A comparative study of the strengths and weaknesses of the European Union's 48 minority languages identifies German spoken in Belgium and Italy, and counted as a minority language by the EU researchers, as the most successful minority language in Europe.
The study, called Euromosaic, was compiled by researchers from the University of Wales Bangor, the Catalan Sociolinguistic Institute in Barcelona and the Catholic University of Brussels.
The report explores the effects of economic change, migration and linguistic status on the languages' survival chances. It evaluates each language's relevance in situations including the home, the community, the media, and in education and employment. The researchers devised a linguistic league table to pinpoint which languages are likely to survive, which need help and which, like Cornish in 48th place, are doomed to extinction.
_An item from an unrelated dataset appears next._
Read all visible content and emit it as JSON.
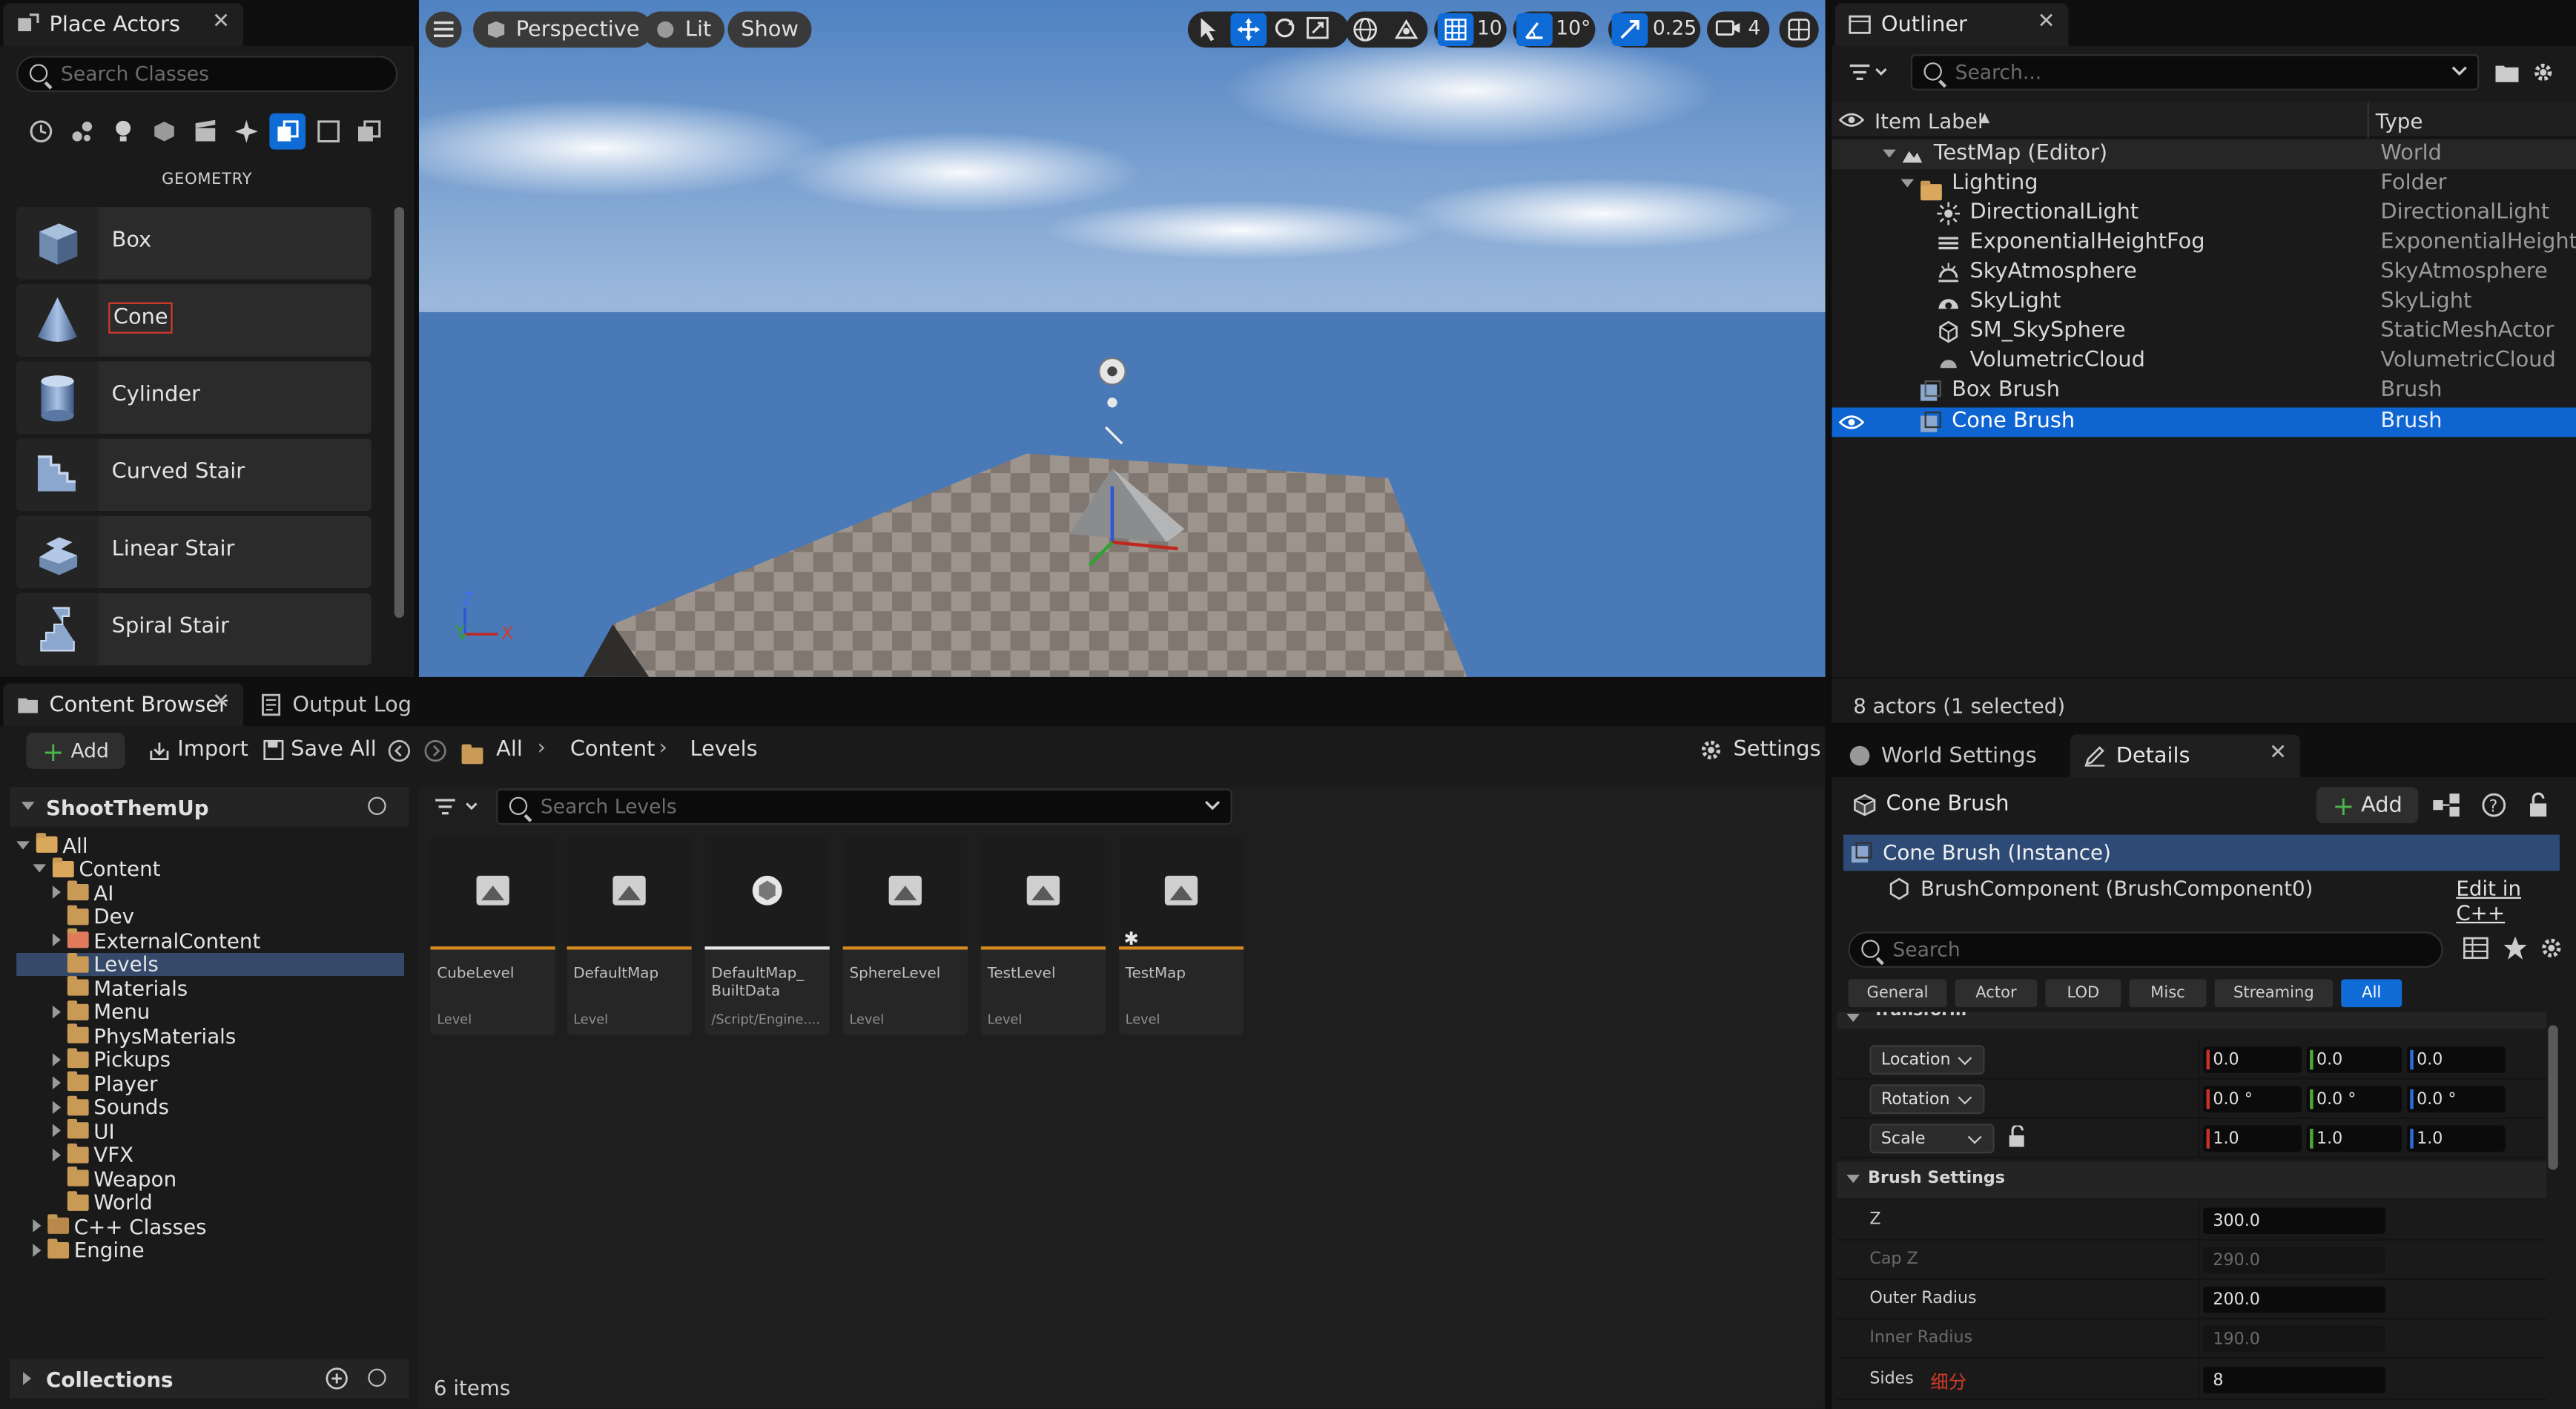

The four most successful languages are German (spoken in Belgium and Italy) Luxemburgish, Catalan and Galician. They are all either the national language of a neighbouring state, an official national language (Luxemburgish in Luxembourg) or nationally recognised regional languages, such as Catalan and Galician in Spain. They enjoy high status and are spoken regularly by thousands of people.
Among the next group are Basque in Spain, Welsh, Irish, Occitan in Italy and, somewhat surprisingly, Ladin, which has only 56,000 speakers in the Alpine valleys of northern Italy.
These languages can withstand pressure from neighbouring majority languages and, often with government support, are able to adapt to meet the current economic needs of their communities.
Less happy is the plight of Gaelic in Scotland (with 59,000 speakers) Sorbian (with 50,000 speakers in eastern Germany) Slovenian and Friulian in Italy (85,000 and some 400,000 speakers respectively) and Turkish in Greece. Marginalisation and the effects of buoyant tourist industries have tended to erode the status of these languages.
But the European Commission believes that initiatives such as the cross border Inter Reg programme could help bring speakers together to undertake joint ventures such as developing media links. One of the first such projects being recommended by the report would link Irish speakers in Ireland with Gaelic speakers in Scotland.
An endangered group of languages which lack status and receive very little or any official support includes virtually all minority languages in France. These tend to be spoken by older people rather than by the young. The future therefore looks bleak for Breton, Corsican (down to some 25,000 native speakers) and Occitan in Provence. Despite numbering 100,000 speakers, the Albanian language in Italy is facing a similar fate.
According to the report, the final group, few of which can muster 30,000 speakers, face extinction. They include Sardinian, Slavo-Macedonian in Greece, north and east Frisian in Germany, Mirandese in Portugal and Cornish.
Bangor's Glyn Williams said: "Diversity is the basis of innovation, and the way in which language affects meaning is essential ingredient of such diversity. For that reason alone, the survival of the pool of linguistic diversity within Europe is essential."